It seems impossible to write to Azure Datalake Gen2 using spark, unless you're using Databricks.
I'm using jupyter
with almond
to run spark in a notebook locally.
I have imported the hadoop dependencies:
import $ivy.`org.apache.hadoop:hadoop-azure:2.7.7`
import $ivy.`com.microsoft.azure:azure-storage:8.4.0`
which allows me to use the wasbs://
protocol when trying to write my dataframe to azure
spark.conf.set(
"fs.azure.sas.[container].prodeumipsadatadump.blob.core.windows.net",
"?sv=2018-03-28&ss=b&srt=sco&sp=rwdlac&se=2019-09-09T23:33:45Z&st=2019-09-09T15:33:45Z&spr=https&sig=[truncated]")
This is where the error comes:
val data = spark.read.json(spark.createDataset(
"""{"name":"Yin", "age": 25.35,"address":{"city":"Columbus","state":"Ohio"}}""" :: Nil))
data
.write
.orc("wasbs://[filesystem]@[datalakegen2storageaccount].blob.core.windows.net/lalalalala")

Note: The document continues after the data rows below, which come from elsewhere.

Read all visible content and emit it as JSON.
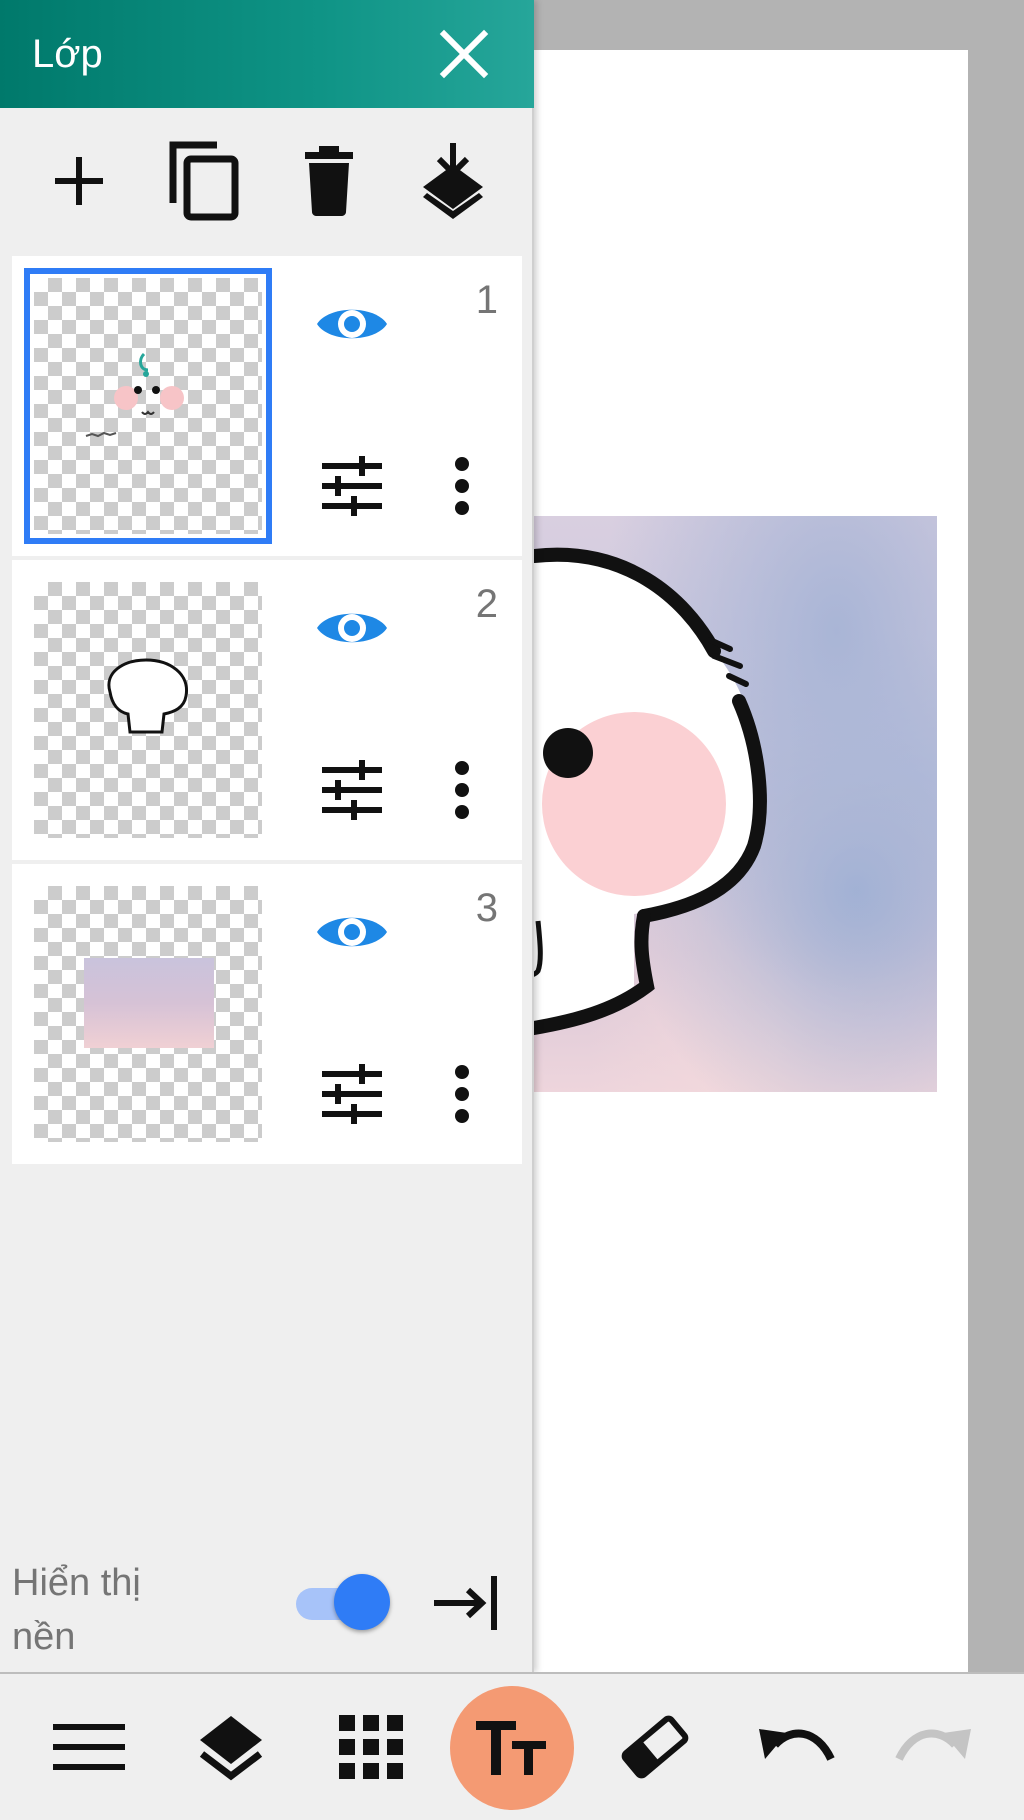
{
  "app": {
    "accent_color": "#00897b",
    "selection_color": "#2f7cf6",
    "eye_color": "#1e88e5",
    "text_tool_color": "#f49a73"
  },
  "layers_panel": {
    "title": "Lớp",
    "toolbar": {
      "add_icon": "plus-icon",
      "duplicate_icon": "copy-icon",
      "delete_icon": "trash-icon",
      "merge_down_icon": "merge-down-icon"
    },
    "layers": [
      {
        "number": "1",
        "visible": true,
        "selected": true
      },
      {
        "number": "2",
        "visible": true,
        "selected": false
      },
      {
        "number": "3",
        "visible": true,
        "selected": false
      }
    ],
    "show_background": {
      "label": "Hiển thị nền",
      "enabled": true
    }
  },
  "bottom_toolbar": {
    "items": [
      {
        "icon": "menu-icon"
      },
      {
        "icon": "layers-icon"
      },
      {
        "icon": "grid-icon"
      },
      {
        "icon": "text-tool-icon",
        "active": true
      },
      {
        "icon": "eraser-icon"
      },
      {
        "icon": "undo-icon"
      },
      {
        "icon": "redo-icon",
        "enabled": false
      }
    ]
  }
}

We are now greeted with "Blob API is not yet supported for hierarchical namespace accounts" error:
org.apache.hadoop.fs.azure.AzureException: com.microsoft.azure.storage.StorageException: Blob API is not yet supported for hierarchical namespace accounts.
So is this indeed impossible? Should I just abandon the Datalake gen2 and just use regular blob storage? Microsoft really dropped the ball in creating a "Data lake" product but creating no documentation for a connector with spark.
Working with ADLS Gen2 in spark is straightforward and microsoft haven't "dropped the ball", so much as "the hadoop binaries shipped with ASF Spark don't include the ABFS client". Those in HD/Insights, Cloudera CDH6.x etc do.
ADLS Gen2 is the best object store Microsoft have deployed - with hierarchical namespaces you get O(1) directory operations, which for spark means High performance task and job commits. Security and permissions are great too.
Yes it is unfortunate that it doesn't work out the box with the spark distribution you have -but Microsoft are not in a position to retrofit a new connector to a set of artifacts released in 2017. You're going to have to upgrade your dependencies.